A few days ago, the kids found a dead bird in the yard. It’s hard to say what killed it; maybe it flew too hard into the window, or the storm killed it (we’ve had some big ones in the wake of Cristobal), or…well, I don’t know what kills birds. But it was dead, and covered in flies, and that is not my area. Unfortunately, it was also trash day, and the trash had already run, so putting the body in the can was not an option even if I could have brought myself to scoop it up and dump it in the bin. (I would not make a great Walking Dead survivor. I won’t even clean the fish tank.) So I told the kids to play inside for a bit and we’d ask Daddy deal with the bird when he got home.
I missed the burial. (This was not an accident.) So it was only as I was disposing of the hair pile that I learned that a) Anya had made a headstone for the bird, and b) it was fancy.
I am not really surprised that she went to so much trouble for a random dead bird. That’s my girl. If she were in The Walking Dead, she’d be Eastman — killing the walkers to give them peace, and burying them to honor their lives.
She’s a better person than I am. I talk a good game, but she lives it.
I am not unteachable, though. So, just as I studied up on haircuts before attempting to give my daughter a new ‘do, I am studying up on how to be a kindergarten teacher. I do better teaching Anya because she wants me to; she sees that I am struggling and she wants to help me succeed. Kai is resisting my efforts with the steel fist of five: No! No no no! I don’t want to! You can’t tell me nothing! (I think of him every time I hear that line in Old Town Road.) I can’t teach him when he gets like that, so I am experimenting with different approaches to the day. Different approaches to lessons. Shorter sessions. More variety. More games. More flexibility. More empathy.
He’s currently grounded from his tablet for two weeks because he dug his heels in (about, as luck would have it, giving me his tablet so I could charge it because he was at 5%) and I blew up. We argued until “no tablet for the rest of the day” turned into two weeks. This is punishment for me, not him. He begs and pleads with me for at least an hour every day to let him have it back. Then stomps his little foot and starts the now now nows. Then pleads some more. Then cries.
Every. single. day.
I feel if I give the tablet back sooner, I am encouraging the behavior I am trying to eliminate (more screen time = more sass with this boy), but I don’t think withholding it is teaching him anything other than Mommy is mean. I don’t want to teach him Mommy is mean. I don’t want to teach him blind obedience. I want to teach him to listen. So many of our battles could be avoided if he would simply listen, instead of shutting down on me. Our biggest blowups happen when he ignores my words and jumps to the worst conclusion.

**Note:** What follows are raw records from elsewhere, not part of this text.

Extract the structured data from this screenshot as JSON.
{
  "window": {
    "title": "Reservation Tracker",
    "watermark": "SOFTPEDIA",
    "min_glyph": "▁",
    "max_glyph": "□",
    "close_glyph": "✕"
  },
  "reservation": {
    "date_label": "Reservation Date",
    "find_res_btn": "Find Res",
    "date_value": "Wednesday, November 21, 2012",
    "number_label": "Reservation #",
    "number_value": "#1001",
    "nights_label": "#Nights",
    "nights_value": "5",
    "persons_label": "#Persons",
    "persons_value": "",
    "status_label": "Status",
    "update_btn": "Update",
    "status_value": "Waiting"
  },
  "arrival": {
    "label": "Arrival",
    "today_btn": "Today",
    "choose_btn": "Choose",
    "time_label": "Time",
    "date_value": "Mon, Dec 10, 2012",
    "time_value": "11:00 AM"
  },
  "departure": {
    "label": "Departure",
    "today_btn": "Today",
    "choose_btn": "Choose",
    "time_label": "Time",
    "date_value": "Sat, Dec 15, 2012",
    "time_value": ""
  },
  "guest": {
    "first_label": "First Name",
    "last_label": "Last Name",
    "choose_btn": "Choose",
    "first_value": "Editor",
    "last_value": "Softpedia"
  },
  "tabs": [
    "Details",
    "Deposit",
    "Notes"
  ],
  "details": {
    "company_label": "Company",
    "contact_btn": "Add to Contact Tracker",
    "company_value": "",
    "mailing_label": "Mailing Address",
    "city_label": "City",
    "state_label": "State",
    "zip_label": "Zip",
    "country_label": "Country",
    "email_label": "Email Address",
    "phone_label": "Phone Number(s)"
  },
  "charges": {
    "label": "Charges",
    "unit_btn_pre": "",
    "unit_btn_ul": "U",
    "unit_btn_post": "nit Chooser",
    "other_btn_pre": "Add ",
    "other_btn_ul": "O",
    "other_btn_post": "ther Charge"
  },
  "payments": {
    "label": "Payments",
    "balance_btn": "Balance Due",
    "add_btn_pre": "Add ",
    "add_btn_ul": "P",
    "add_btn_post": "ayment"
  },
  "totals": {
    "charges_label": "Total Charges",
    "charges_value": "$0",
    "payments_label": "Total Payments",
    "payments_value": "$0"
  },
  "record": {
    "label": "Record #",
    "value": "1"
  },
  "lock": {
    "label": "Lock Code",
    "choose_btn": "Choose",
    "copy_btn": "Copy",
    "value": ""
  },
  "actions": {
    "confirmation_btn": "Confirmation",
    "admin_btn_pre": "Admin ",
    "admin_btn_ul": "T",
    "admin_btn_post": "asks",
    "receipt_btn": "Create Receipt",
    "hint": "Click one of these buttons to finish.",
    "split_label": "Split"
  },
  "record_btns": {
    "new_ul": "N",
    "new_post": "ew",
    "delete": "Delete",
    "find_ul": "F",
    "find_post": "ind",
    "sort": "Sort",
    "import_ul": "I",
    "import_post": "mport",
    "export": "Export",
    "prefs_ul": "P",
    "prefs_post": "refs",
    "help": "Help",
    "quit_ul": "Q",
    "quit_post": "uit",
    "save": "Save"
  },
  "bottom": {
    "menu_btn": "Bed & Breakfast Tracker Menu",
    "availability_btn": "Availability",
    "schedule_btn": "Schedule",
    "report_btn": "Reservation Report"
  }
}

“How do I get you to listen?” I asked him, days later. In a quiet moment, in a safe place, cradling him in my arms as we rocked in my office chair.
“Not loud,” he said.
“Like this?” I said, softly.
“Less loud,” he replied.
“Like this?” I repeated, almost whispering.
“Yes,” he said.
“And maybe if we stepped away for a moment? Moved to a different place and took a moment to calm down?” I asked, as softly as I could. Still rocking. Stroking his hair.
“That’d be good,” he sighed, snuggling up.
So now I am formulating a plan to install a Quiet Corner in the study, which is what I’m now calling the room formerly known as our dining room. Some day — when I feel safe sending the kids to school, or having people over for dinner again — it will be our dining room once more. For the time being, though, it’s the study, and I’m trying to make it a kid-friendly, inviting place to learn.
For me as well as them. That’d be good.